セキュリティ企業のPentagridは6月5日(現地時間)、「Kiosk mode bypass for an Ariane Allegro Scenario Player based hotel check-in terminal|Pentagrid AG」において、Ariane Systemsの宿泊施設向けセルフチェックイン/チェックアウト端末から脆弱性を発見したと報じた。この脆弱性を悪用すると、攻撃者はチェックイン/チェックアウトアプリケーションの「Ariane Allegro Scenario Player」を強制終了させて個人識別情報(PII: Personally Identifiable Information)、予約情報、請求書などを閲覧できるとされる。

  • Kiosk mode bypass for an Ariane Allegro Scenario Player based hotel check-in terminal|Pentagrid AG

    Kiosk mode bypass for an Ariane Allegro Scenario Player based hotel check-in terminal|Pentagrid AG

ホテル向け端末が抱えている脆弱性の概要

Ariane Systemsの宿泊施設向けセルフチェックイン/チェックアウト端末は、Windows上で動作するキオスク端末とされる。通常、この端末が設置された施設にはフロントに従業員が配置されておらず、宿泊客は端末を操作してチェックイン、チェックアウトの手続きを行う。

チェックインの手続きは、最初に予約コードまたは自分の名字を入力して宿泊予約を確認する。このとき名字にシングルクォートを含めて検索すると、アプリケーションが動作を停止する。この状態で再度画面をタッチすると、Windowsがアプリケーションを強制終了するか尋ねてくるため、強制終了させるとWindowsのデスクトップ画面が表示される。

  • アプリケーションを終了するか尋ねる画面 - 引用:Pentagrid

    アプリケーションを終了するか尋ねる画面 引用:Pentagrid

この状態になると、宿泊客は通常のWindowsコンピュータとして操作が可能になり、内部のデータを閲覧できるようになる。ただ、幸いなことにUSBポートなどは無効になっており、データの持ち出しはできないとみられている。

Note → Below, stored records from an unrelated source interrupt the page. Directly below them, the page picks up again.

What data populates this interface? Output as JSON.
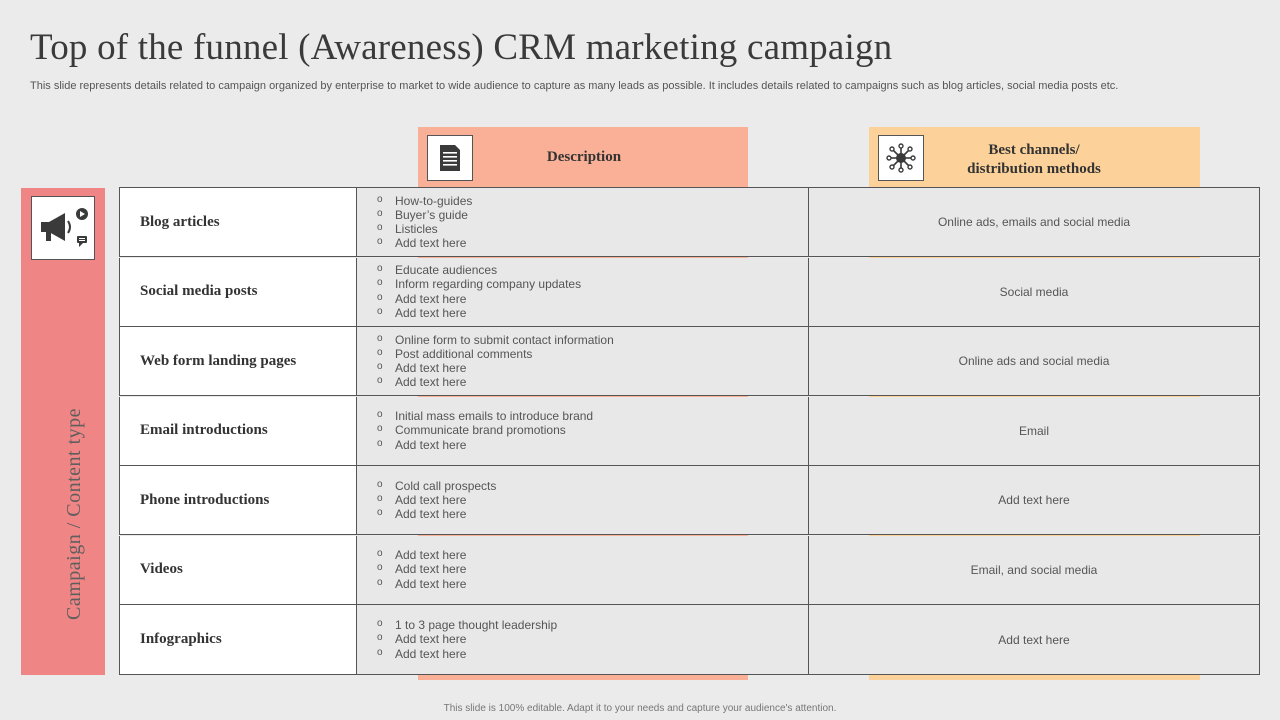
{
  "title": "Top of the funnel (Awareness) CRM marketing campaign",
  "subtitle": "This slide represents details related to campaign organized by enterprise to market to wide audience to capture as many leads as possible. It includes details related to campaigns such as blog articles, social media posts etc.",
  "side_label": "Campaign / Content type",
  "headers": {
    "description": "Description",
    "channels_line1": "Best channels/",
    "channels_line2": "distribution methods"
  },
  "icons": {
    "description": "document-icon",
    "channels": "network-hub-icon",
    "side": "megaphone-icon"
  },
  "colors": {
    "description_band": "#f9b096",
    "channels_band": "#fcd29a",
    "side_band": "#ef8585"
  },
  "rows": [
    {
      "type": "Blog articles",
      "desc": [
        "How-to-guides",
        "Buyer’s guide",
        "Listicles",
        "Add text here"
      ],
      "channels": "Online ads, emails and social media"
    },
    {
      "type": "Social media posts",
      "desc": [
        "Educate audiences",
        "Inform regarding company updates",
        "Add text here",
        "Add text here"
      ],
      "channels": "Social media"
    },
    {
      "type": "Web form landing pages",
      "desc": [
        "Online form to  submit contact information",
        "Post additional comments",
        "Add text here",
        "Add text here"
      ],
      "channels": "Online ads and social media"
    },
    {
      "type": "Email introductions",
      "desc": [
        "Initial mass emails to introduce brand",
        "Communicate brand promotions",
        "Add text here"
      ],
      "channels": "Email"
    },
    {
      "type": "Phone introductions",
      "desc": [
        "Cold call prospects",
        "Add text here",
        "Add text here"
      ],
      "channels": "Add text here"
    },
    {
      "type": "Videos",
      "desc": [
        "Add text here",
        "Add text here",
        "Add text here"
      ],
      "channels": "Email, and social media"
    },
    {
      "type": "Infographics",
      "desc": [
        "1 to 3 page thought leadership",
        "Add text here",
        "Add text here"
      ],
      "channels": "Add text here"
    }
  ],
  "footer": "This slide is 100% editable.  Adapt it to your needs and capture your audience's attention."
}
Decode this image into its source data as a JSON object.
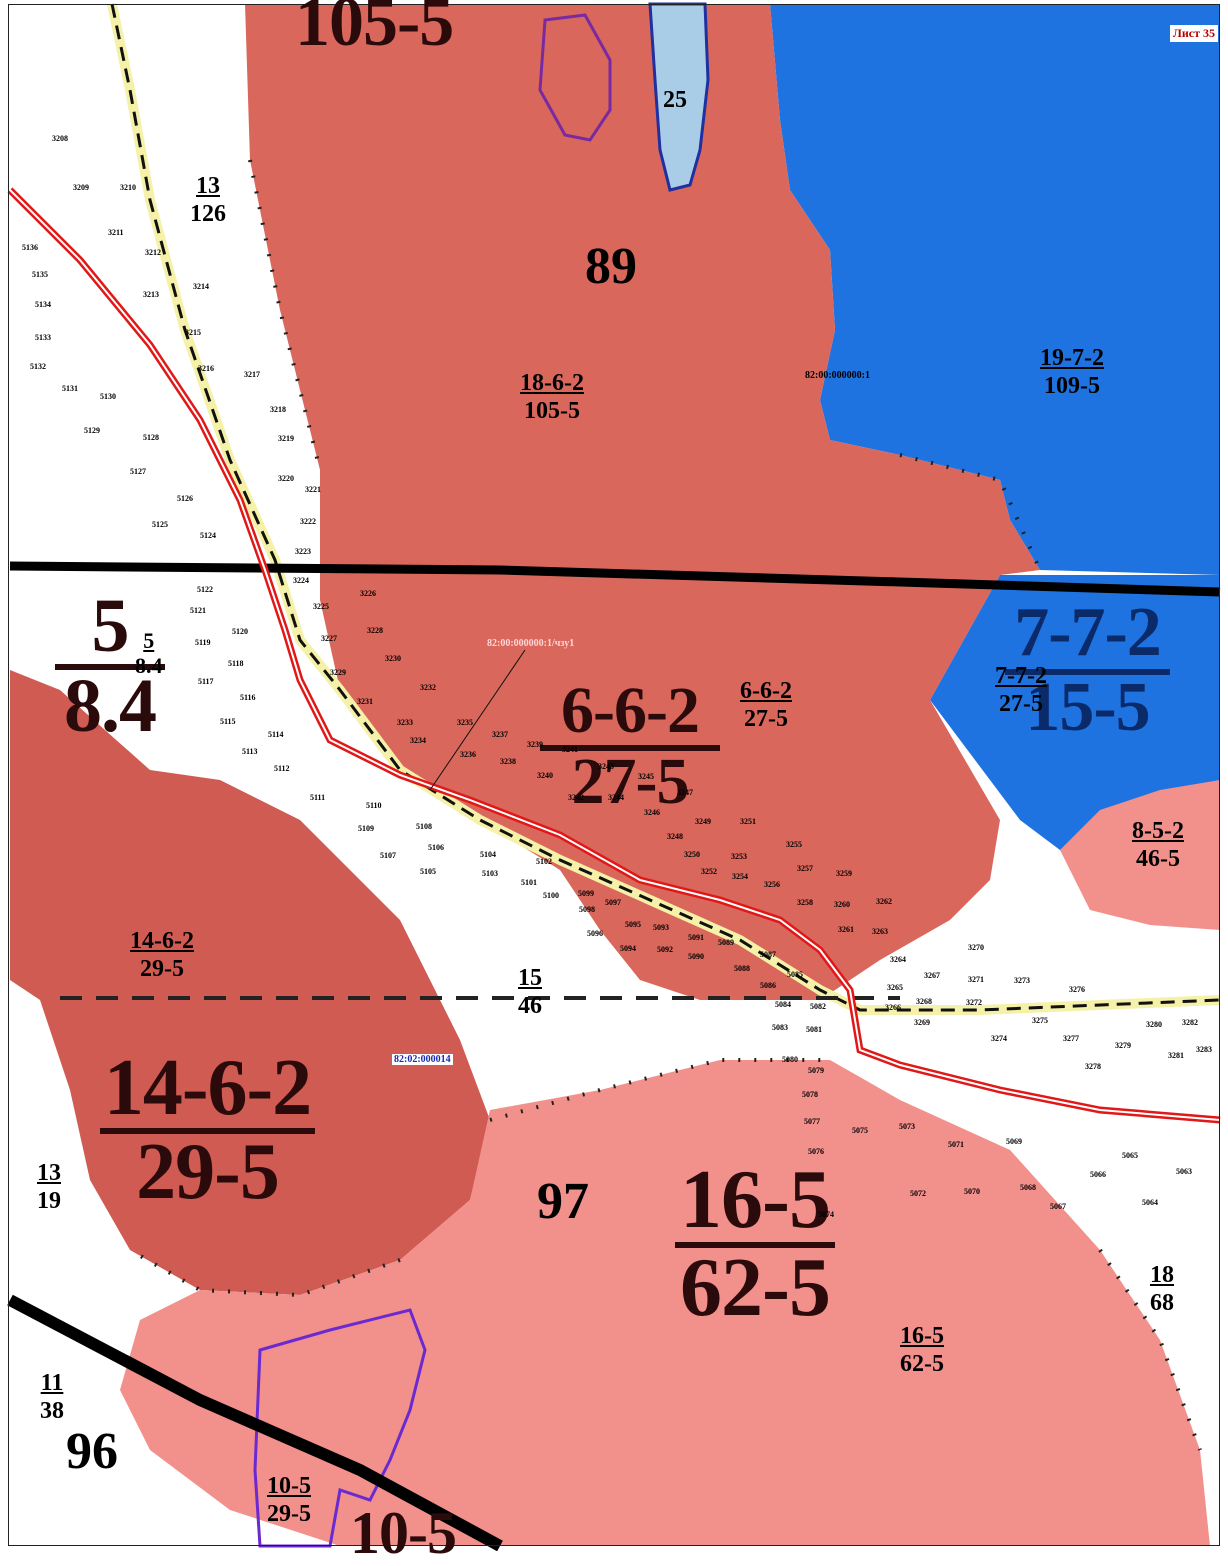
{
  "sheet_label": "Лист 35",
  "cadastral": {
    "parcel_a": "82:00:000000:1",
    "parcel_b": "82:00:000000:1/чзу1",
    "block": "82:02:000014"
  },
  "colors": {
    "forest_red": "#d9675c",
    "forest_red_dark": "#cf5b52",
    "forest_pink": "#f2908c",
    "water_blue": "#1f73e0",
    "lake_light": "#a9cde6",
    "pipeline_red": "#e01818",
    "road_yellow": "#f6f1a8"
  },
  "big_numbers": {
    "n89": "89",
    "n97": "97",
    "n96": "96",
    "n25": "25"
  },
  "large_fractions": {
    "f_5": {
      "num": "5",
      "den": "8.4"
    },
    "f_6_6_2": {
      "num": "6-6-2",
      "den": "27-5"
    },
    "f_14_6_2": {
      "num": "14-6-2",
      "den": "29-5"
    },
    "f_16_5": {
      "num": "16-5",
      "den": "62-5"
    },
    "f_7_7_2": {
      "num": "7-7-2",
      "den": "15-5"
    },
    "top_big": "105-5",
    "bottom_big": "10-5"
  },
  "fractions": {
    "f13_126": {
      "num": "13",
      "den": "126"
    },
    "f18_105": {
      "num": "18-6-2",
      "den": "105-5"
    },
    "f19_109": {
      "num": "19-7-2",
      "den": "109-5"
    },
    "f5_84": {
      "num": "5",
      "den": "8.4"
    },
    "f662_275": {
      "num": "6-6-2",
      "den": "27-5"
    },
    "f772_275": {
      "num": "7-7-2",
      "den": "27-5"
    },
    "f852_465": {
      "num": "8-5-2",
      "den": "46-5"
    },
    "f1462_295": {
      "num": "14-6-2",
      "den": "29-5"
    },
    "f15_46": {
      "num": "15",
      "den": "46"
    },
    "f13_19": {
      "num": "13",
      "den": "19"
    },
    "f18_68": {
      "num": "18",
      "den": "68"
    },
    "f165_625": {
      "num": "16-5",
      "den": "62-5"
    },
    "f11_38": {
      "num": "11",
      "den": "38"
    },
    "f105_295": {
      "num": "10-5",
      "den": "29-5"
    }
  },
  "points": [
    "3208",
    "3209",
    "3210",
    "3211",
    "3212",
    "3213",
    "3214",
    "3215",
    "3216",
    "3217",
    "3218",
    "3219",
    "3220",
    "3221",
    "3222",
    "3223",
    "3224",
    "3225",
    "3226",
    "3227",
    "3228",
    "3229",
    "3230",
    "3231",
    "3232",
    "3233",
    "3234",
    "3235",
    "3236",
    "3237",
    "3238",
    "3239",
    "3240",
    "3241",
    "3242",
    "3243",
    "3244",
    "3245",
    "3246",
    "3247",
    "3248",
    "3249",
    "3250",
    "3251",
    "3252",
    "3253",
    "3254",
    "3255",
    "3256",
    "3257",
    "3258",
    "3259",
    "3260",
    "3261",
    "3262",
    "3263",
    "3264",
    "3265",
    "3266",
    "3267",
    "3268",
    "3269",
    "3270",
    "3271",
    "3272",
    "3273",
    "3274",
    "3275",
    "3276",
    "3277",
    "3278",
    "3279",
    "3280",
    "3281",
    "3282",
    "3283",
    "5136",
    "5135",
    "5134",
    "5133",
    "5132",
    "5131",
    "5130",
    "5129",
    "5128",
    "5127",
    "5126",
    "5125",
    "5124",
    "5123",
    "5122",
    "5121",
    "5120",
    "5119",
    "5118",
    "5117",
    "5116",
    "5115",
    "5114",
    "5113",
    "5112",
    "5111",
    "5110",
    "5109",
    "5108",
    "5107",
    "5106",
    "5105",
    "5104",
    "5103",
    "5102",
    "5101",
    "5100",
    "5099",
    "5098",
    "5097",
    "5096",
    "5095",
    "5094",
    "5093",
    "5092",
    "5091",
    "5090",
    "5089",
    "5088",
    "5087",
    "5086",
    "5085",
    "5084",
    "5083",
    "5082",
    "5081",
    "5080",
    "5079",
    "5078",
    "5077",
    "5076",
    "5075",
    "5074",
    "5073",
    "5072",
    "5071",
    "5070",
    "5069",
    "5068",
    "5067",
    "5066",
    "5065",
    "5064",
    "5063"
  ]
}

  • キオスク端末のデスクトップ画面 - 引用:Pentagrid

    キオスク端末のデスクトップ画面 引用:Pentagrid

対策

Ariane Systemsはすでにこの脆弱性を修正し、端末のアプリケーションを更新したとされる。しかしながら、Ariane Systemsは本件に関する情報を公開していないため、すべての端末が更新されたかはわかっていない。

Pentagridは脆弱性の有無を心配する宿泊客に対し、Ariane Systemsに問い合わせてから端末を操作することを推奨している。また、Ariane Systemsのセルフチェックイン/チェックアウト端末を導入している宿泊施設には、セキュリティ脆弱性が存在するか確認し、必要に応じてアップデートをベンダーに依頼することが望まれている。